Die Kommunikation im Internet unterscheidet sich wesentlich von den traditionellen Medien. Anonymität, Schnelligkeit und grosse Reichweite führen zu «toxischer Enthemmung» oder zumindest häufig zu einem verschärften Umgangston.
Die Internetkommunikation ist
- indirekt: in den sozialen Medien hat man kein Gegenüber, keinen Blickkontakt, keinen nonverbalen Austausch, der hemmend wirken kann.
- unmittelbar und jederzeit möglich: nach einem Frusttag, in Euphorie oder sonst unüberlegt – im Internet wirkt die Selbstkontrolle, die man in der Öffentlichkeit hat, weniger stark, und das Ventil liegt in Form einer Tastatur jederzeit bereit.
- beschleunigt: Inhalte sind schnell geschrieben und verschickt, erreichen aber unmittelbar ein potentiell grosses Publikum, das wiederum reagiert.

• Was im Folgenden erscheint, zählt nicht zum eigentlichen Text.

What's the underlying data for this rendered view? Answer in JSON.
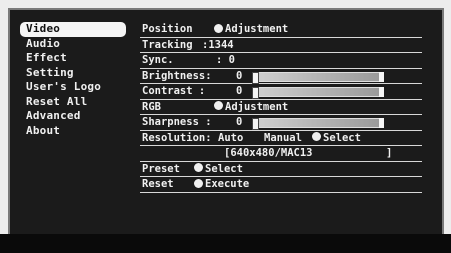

Rassistische Hassrede verstösst gegen die Rassismusstrafnorm, wenn sie öffentlich ist und eine gewisse Intensität aufweist. Im privaten Rahmen kann eine Ehrverletzung geltend gemacht werden. Privatrechtlich können die Angriffe mit Bestimmungen des Persönlichkeitsschutzes unterbunden werden. Im grenzüberschreitenden digitalen Raum ist es aber häufig schwierig, die Verantwortlichen zu identifizieren und gegen sie vorzugehen.

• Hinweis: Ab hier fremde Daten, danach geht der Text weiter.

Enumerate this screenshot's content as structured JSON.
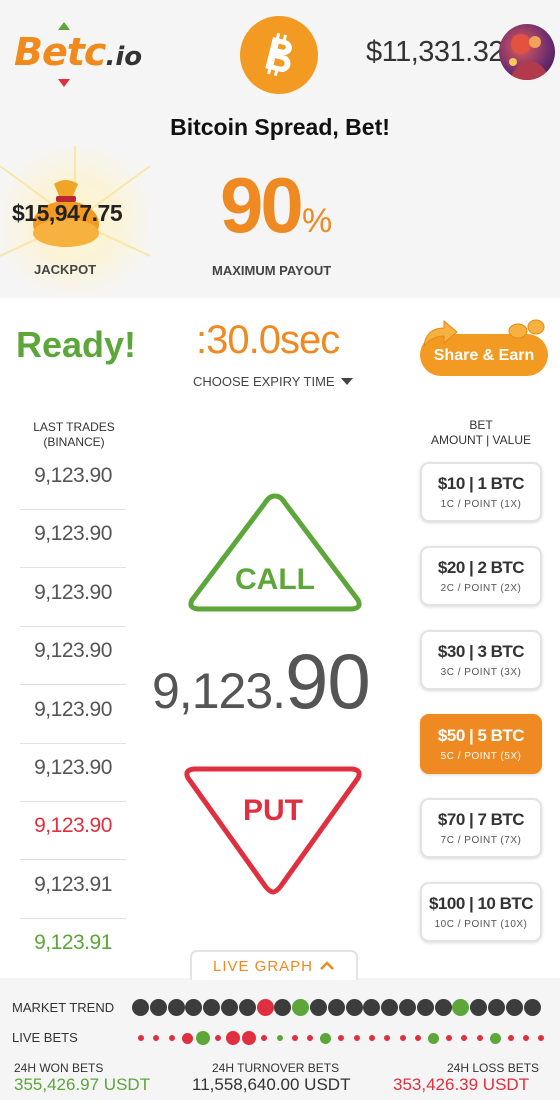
{
  "header": {
    "logo_text": "Betc",
    "logo_tld": ".io",
    "coin_icon": "bitcoin-icon",
    "balance": "$11,331.32",
    "avatar_icon": "user-avatar"
  },
  "headline": "Bitcoin Spread, Bet!",
  "jackpot": {
    "amount": "$15,947.75",
    "label": "JACKPOT"
  },
  "payout": {
    "value": "90",
    "percent": "%",
    "label": "MAXIMUM PAYOUT"
  },
  "status": {
    "ready": "Ready!",
    "timer": ":30.0sec",
    "expiry_label": "CHOOSE EXPIRY TIME",
    "share_label": "Share & Earn"
  },
  "trades": {
    "header_line1": "LAST TRADES",
    "header_line2": "(BINANCE)",
    "items": [
      {
        "value": "9,123.90",
        "color": "#555555"
      },
      {
        "value": "9,123.90",
        "color": "#555555"
      },
      {
        "value": "9,123.90",
        "color": "#555555"
      },
      {
        "value": "9,123.90",
        "color": "#555555"
      },
      {
        "value": "9,123.90",
        "color": "#555555"
      },
      {
        "value": "9,123.90",
        "color": "#555555"
      },
      {
        "value": "9,123.90",
        "color": "#e0303f"
      },
      {
        "value": "9,123.91",
        "color": "#555555"
      },
      {
        "value": "9,123.91",
        "color": "#5ca63a"
      }
    ]
  },
  "trade_buttons": {
    "call": "CALL",
    "put": "PUT",
    "call_color": "#5ca63a",
    "put_color": "#e0303f"
  },
  "price": {
    "main": "9,123.",
    "decimals": "90"
  },
  "bets": {
    "header_line1": "BET",
    "header_line2": "AMOUNT | VALUE",
    "items": [
      {
        "main": "$10  | 1 BTC",
        "sub": "1C / POINT (1X)",
        "active": false
      },
      {
        "main": "$20  | 2 BTC",
        "sub": "2C / POINT (2X)",
        "active": false
      },
      {
        "main": "$30  | 3 BTC",
        "sub": "3C / POINT (3X)",
        "active": false
      },
      {
        "main": "$50  | 5 BTC",
        "sub": "5C / POINT (5X)",
        "active": true
      },
      {
        "main": "$70  | 7 BTC",
        "sub": "7C / POINT (7X)",
        "active": false
      },
      {
        "main": "$100  | 10 BTC",
        "sub": "10C / POINT (10X)",
        "active": false
      }
    ]
  },
  "live_graph_label": "LIVE GRAPH",
  "market_trend": {
    "label": "MARKET TREND",
    "dots": [
      "dark",
      "dark",
      "dark",
      "dark",
      "dark",
      "dark",
      "dark",
      "red",
      "dark",
      "green",
      "dark",
      "dark",
      "dark",
      "dark",
      "dark",
      "dark",
      "dark",
      "dark",
      "green",
      "dark",
      "dark",
      "dark",
      "dark"
    ]
  },
  "live_bets": {
    "label": "LIVE BETS",
    "dots": [
      {
        "c": "red",
        "s": "s"
      },
      {
        "c": "red",
        "s": "s"
      },
      {
        "c": "red",
        "s": "s"
      },
      {
        "c": "red",
        "s": "m"
      },
      {
        "c": "green",
        "s": "l"
      },
      {
        "c": "red",
        "s": "s"
      },
      {
        "c": "red",
        "s": "l"
      },
      {
        "c": "red",
        "s": "l"
      },
      {
        "c": "red",
        "s": "s"
      },
      {
        "c": "green",
        "s": "s"
      },
      {
        "c": "red",
        "s": "s"
      },
      {
        "c": "red",
        "s": "s"
      },
      {
        "c": "green",
        "s": "m"
      },
      {
        "c": "red",
        "s": "s"
      },
      {
        "c": "red",
        "s": "s"
      },
      {
        "c": "red",
        "s": "s"
      },
      {
        "c": "red",
        "s": "s"
      },
      {
        "c": "red",
        "s": "s"
      },
      {
        "c": "red",
        "s": "s"
      },
      {
        "c": "green",
        "s": "m"
      },
      {
        "c": "red",
        "s": "s"
      },
      {
        "c": "red",
        "s": "s"
      },
      {
        "c": "red",
        "s": "s"
      },
      {
        "c": "green",
        "s": "m"
      },
      {
        "c": "red",
        "s": "s"
      },
      {
        "c": "red",
        "s": "s"
      },
      {
        "c": "red",
        "s": "s"
      }
    ]
  },
  "stats": {
    "won_label": "24H WON BETS",
    "won_value": "355,426.97 USDT",
    "turnover_label": "24H TURNOVER BETS",
    "turnover_value": "11,558,640.00 USDT",
    "loss_label": "24H LOSS BETS",
    "loss_value": "353,426.39 USDT"
  },
  "colors": {
    "orange": "#ef8a23",
    "green": "#5ca63a",
    "red": "#e0303f",
    "dark_dot": "#3c3c3c"
  }
}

Neben rechtlichen Mitteln braucht es Stimmen, die der rassistischen Hassrede entgegenhalten und für das respektvolle Zusammenleben einstehen. Es braucht auch Beratung für direkt Betroffene und für Personen, die reagieren möchten.

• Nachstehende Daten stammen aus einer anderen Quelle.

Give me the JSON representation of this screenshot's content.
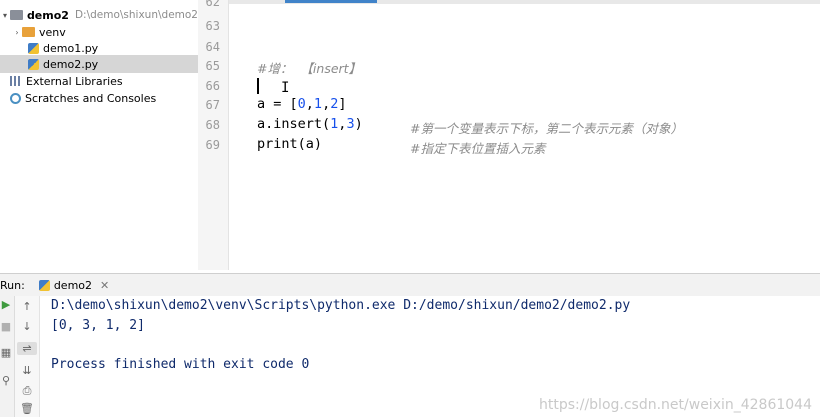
{
  "project_tree": {
    "root": {
      "name": "demo2",
      "path": "D:\\demo\\shixun\\demo2"
    },
    "items": [
      {
        "label": "venv",
        "type": "folder"
      },
      {
        "label": "demo1.py",
        "type": "file"
      },
      {
        "label": "demo2.py",
        "type": "file",
        "selected": true
      }
    ],
    "external_libraries": "External Libraries",
    "scratches": "Scratches and Consoles"
  },
  "editor": {
    "lines": [
      {
        "number": "62"
      },
      {
        "number": "63"
      },
      {
        "number": "64"
      },
      {
        "number": "65"
      },
      {
        "number": "66"
      },
      {
        "number": "67"
      },
      {
        "number": "68"
      },
      {
        "number": "69"
      }
    ],
    "code": {
      "line65_comment": "#增：  【insert】",
      "line67": {
        "prefix": "a = [",
        "nums": [
          "0",
          "1",
          "2"
        ],
        "suffix": "]"
      },
      "line68": {
        "prefix": "a.insert(",
        "nums": [
          "1",
          "3"
        ],
        "suffix": ")"
      },
      "line68_comment": "#第一个变量表示下标，第二个表示元素（对象）",
      "line69": "print(a)",
      "line69_comment": "#指定下表位置插入元素"
    }
  },
  "run_panel": {
    "label": "Run:",
    "tab": "demo2",
    "console": {
      "command": "D:\\demo\\shixun\\demo2\\venv\\Scripts\\python.exe D:/demo/shixun/demo2/demo2.py",
      "output": "[0, 3, 1, 2]",
      "exit": "Process finished with exit code 0"
    }
  },
  "watermark": "https://blog.csdn.net/weixin_42861044",
  "colors": {
    "folder": "#e8a13a",
    "folder_root": "#8a8f99",
    "selected_row": "#d6d6d6",
    "number": "#1750eb",
    "comment": "#8c8c8c",
    "console_text": "#0f2a6b",
    "run_green": "#3f9b3f"
  }
}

Rassistische Hassrede drückt sich in Wort, Ton und Bild aus: in den elektronischen Kanälen der traditionellen Medien, in sozialen Medien und Netzwerken – überall dort, wo digitale Kommunikation stattfindet. Je nachdem kommen unterschiedliche rechtliche Regeln zur Anwendung. Grundsätzlich stehen aber die Selbstregulierungsmassnahmen der Anbietenden im Vordergrund (mehr dazu im Rechtsratgeber und im Bericht der FRB 2019/2020).
Hassrede hat nicht nur Auswirkungen auf die direkten Opfer, sondern auch auf Zuschauende bzw. «unbeteiligte» Dritte. Die Häufung von rassistischen Inhalten kann zu Gewöhnung und Gleichgültigkeit führen und so den gesellschaftlichen Diskurs prägen. Direkt Angegriffene oder Nutzende, die mit den rassistischen Inhalten nicht einverstanden sind, ziehen sich aus dem Netz zurück. Angesichts der Wichtigkeit der digitalen Kommunikation und der sozialen Medien führt dies zu einer Verzerrung oder gar Verhinderung der demokratischen Debatte. Rassismus im Internet stellt auch die Rassismusbekämpfung vor neue Herausforderungen. 2020-2023 unterstützt die FRB deshalb Projekte, die sich mit Rassismus im Netz auseinandersetzen.